Edward Lee: Der Hornbrecher (Buch)

Edward Lee
Der Hornbrecher
(The Horncranker, 2001)
Übersetzung: Bernhard Reicher
Titelbild: Dean Samed
Festa, 2017, Paperback, 202 Seiten, 12,99 EUR (auch als eBook erhältlich)

Rezension von Carsten Kuhr

Dean Logan ist in einem Mini-Kaff in South Dakota aufgewachsen. Dabei war er dort bei weitem kein Niemand, oh nein, weit gefehlt, er war Weltmeister im Hornbrechen junger Bullen und er war ein Riesen-Arschloch mit einem Ego bis zum Mond. Ein richtiger Hardcore Redneck Mothfucker, der die Mädchen gleich reihenweise flachgelegt, ihnen auch gerne einmal eine mitgegeben oder betrogen und seine Altersgenossen gleich im Dutzend verprügelt hat. Ein Wochenende ohne richtige Schlägerei und Rudelbumsen von neuen Eroberungen war kein gelungenes Weekend.

All dies änderte sich, als der Landjunge seine Zelte abbrach und nach Seattle in die große Stadt zog. Er lernte eine hochklassige Frau kennen, verliebte sich, heiratete und verwandelte sich vom Saulus zum Paulus. Soll heißen, Dean kümmert sich um die Wäsche, den Haushalt, das Putzen und Einkaufen und darf, wenn er Glück hat, alle zwei Monate an seine frigide Frau ran. Dass diese ihn ganz offensichtlich betrügt, blendet er aus. Die Hinweise seiner Freunde, Rednecks wie er es einmal war und seiner Angetrauten natürlich allesamt ein Dorn im Auge, schlägt er in den Wind.

Dann aber hat er Blackouts, Visionen von einem Dean, wie er früher einmal war.

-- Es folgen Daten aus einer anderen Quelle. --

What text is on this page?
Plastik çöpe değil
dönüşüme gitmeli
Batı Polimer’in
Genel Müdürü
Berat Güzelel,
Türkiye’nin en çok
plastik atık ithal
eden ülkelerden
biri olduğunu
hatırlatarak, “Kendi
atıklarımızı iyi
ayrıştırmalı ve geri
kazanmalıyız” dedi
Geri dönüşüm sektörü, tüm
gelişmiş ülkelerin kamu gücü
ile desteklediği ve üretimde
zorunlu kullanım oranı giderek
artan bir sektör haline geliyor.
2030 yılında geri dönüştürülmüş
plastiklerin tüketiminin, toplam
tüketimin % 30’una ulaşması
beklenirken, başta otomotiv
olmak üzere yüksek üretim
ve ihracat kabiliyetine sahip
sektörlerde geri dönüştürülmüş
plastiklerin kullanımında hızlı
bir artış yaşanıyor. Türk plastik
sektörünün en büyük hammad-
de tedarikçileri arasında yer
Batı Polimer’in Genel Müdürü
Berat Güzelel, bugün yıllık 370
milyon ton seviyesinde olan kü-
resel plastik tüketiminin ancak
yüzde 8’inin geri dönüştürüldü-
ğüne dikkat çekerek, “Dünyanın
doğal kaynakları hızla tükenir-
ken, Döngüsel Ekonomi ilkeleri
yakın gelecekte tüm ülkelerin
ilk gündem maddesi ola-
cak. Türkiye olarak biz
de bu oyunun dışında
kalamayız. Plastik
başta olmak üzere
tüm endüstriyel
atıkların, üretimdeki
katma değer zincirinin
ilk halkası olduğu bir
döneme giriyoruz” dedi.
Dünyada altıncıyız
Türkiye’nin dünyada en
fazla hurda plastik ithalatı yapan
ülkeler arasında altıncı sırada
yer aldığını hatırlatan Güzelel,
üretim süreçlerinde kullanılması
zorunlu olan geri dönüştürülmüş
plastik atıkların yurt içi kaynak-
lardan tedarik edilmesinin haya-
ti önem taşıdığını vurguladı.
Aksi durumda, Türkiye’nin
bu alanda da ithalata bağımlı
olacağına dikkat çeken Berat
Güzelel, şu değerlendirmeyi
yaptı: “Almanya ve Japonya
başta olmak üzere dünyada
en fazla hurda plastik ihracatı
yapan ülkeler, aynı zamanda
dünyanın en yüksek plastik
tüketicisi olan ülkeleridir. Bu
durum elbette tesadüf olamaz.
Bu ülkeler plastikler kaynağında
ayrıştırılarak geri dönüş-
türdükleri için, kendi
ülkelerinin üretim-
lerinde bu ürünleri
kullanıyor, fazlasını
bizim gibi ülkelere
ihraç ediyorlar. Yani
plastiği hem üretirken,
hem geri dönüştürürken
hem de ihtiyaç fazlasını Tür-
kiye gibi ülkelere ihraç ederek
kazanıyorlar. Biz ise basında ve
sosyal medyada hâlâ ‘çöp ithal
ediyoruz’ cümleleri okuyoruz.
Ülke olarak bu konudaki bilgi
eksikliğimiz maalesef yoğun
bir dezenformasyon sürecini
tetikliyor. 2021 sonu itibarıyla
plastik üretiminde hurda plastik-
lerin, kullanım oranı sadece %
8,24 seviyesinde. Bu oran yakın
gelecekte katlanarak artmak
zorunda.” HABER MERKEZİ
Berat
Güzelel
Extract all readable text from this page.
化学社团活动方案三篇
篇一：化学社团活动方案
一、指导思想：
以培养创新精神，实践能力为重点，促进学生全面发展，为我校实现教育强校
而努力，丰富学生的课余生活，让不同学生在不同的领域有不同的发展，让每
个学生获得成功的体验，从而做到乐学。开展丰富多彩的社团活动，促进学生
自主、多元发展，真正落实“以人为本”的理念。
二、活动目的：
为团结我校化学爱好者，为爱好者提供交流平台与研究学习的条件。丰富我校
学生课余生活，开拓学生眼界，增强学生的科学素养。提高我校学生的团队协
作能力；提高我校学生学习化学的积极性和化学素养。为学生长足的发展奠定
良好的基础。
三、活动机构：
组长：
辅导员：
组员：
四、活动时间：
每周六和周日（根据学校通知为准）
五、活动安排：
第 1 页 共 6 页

Ein Dean, der sich nimmt was er will, der der Herr im Hause ist und den Weibern zeigt, wer die Hosen anhat. Das Non-REM-Imagery-Syndrom, eine schleichende Art der Schizophrenie, hat ihn befallen.

Währenddessen werden Unschuldige, erst Frauen dann Kinder in De Smet, South Dakota  brutal ermordet aufgefunden. Einem Teil wurden ihre Hoden aus dem Penis gesaugt, anderen die Augäpfel oder gerne auch das ganze Gehirn entfernt. Eine nackte Frau, schwarz wie die Nacht soll es gewesen sein, doch wo kommt sie her, was ist sie?

Als immer mehr ausgeweidete Kinderleichen auftauchen und man Hufspuren am Tatort findet, ist guter Rat teuer. Eine schwarze Frau, dunkel wie die Nacht mit Hufen, oder ein Tier, das sich in eine Frau verwandeln kann, oder…?

Dean reist, begleitet von seinem Kumpel, heim um nach seinem schwer verletzten Vater zu schauen. Da weiß er noch nicht, dass es an ihm ist, dem Schrecken Einhalt zu gebieten…

 

Keiner, aber auch wirklich keiner schreibt so schweinische, dreckige, perverse aber auch treffende Südstaaten-Horror-Geschichten wie Edward Lee.

Natürlich weiß der Mann, was er da zu Papier bringt, schließlich ist er alles andere als dumm. Er hat seine Nische gesucht und gefunden und lebt zwischenzeitlich ganz gut davon, dem Leser den eigenen Mageninhalt hochkommen zu lassen.

Interessant ist dabei für mich immer, dass es ihm ein ums andere Mal mit leichter Hand gelingt, herrlich akkurate Bilder der Rednecks der Fly Over States und des Südens zu zeichnen. Hier nimmt eine Subkultur Gestalt an, die dafür zuständig war, dass ein gewisser Trump ins Weiße Haus einzog.

Vorliegend erwartet den Leser einmal mehr eine Mischung aus perversen Sex-Beschreibungen und einer phantastischen Handlung, die die Bühne für die plakativen Schilderungen bildet. Fans von Lees Romanen werden dieses Frühwerk lieben, finden sie doch all die Versatzstücke, die sie bei ihrem Porn- und Gore-Autor erwarten. Leser gemäßigter Horror-Romane sei einmal mehr von der Extrem Reihe abgeraten und auf die Horror-Edition des Verlags verwiesen.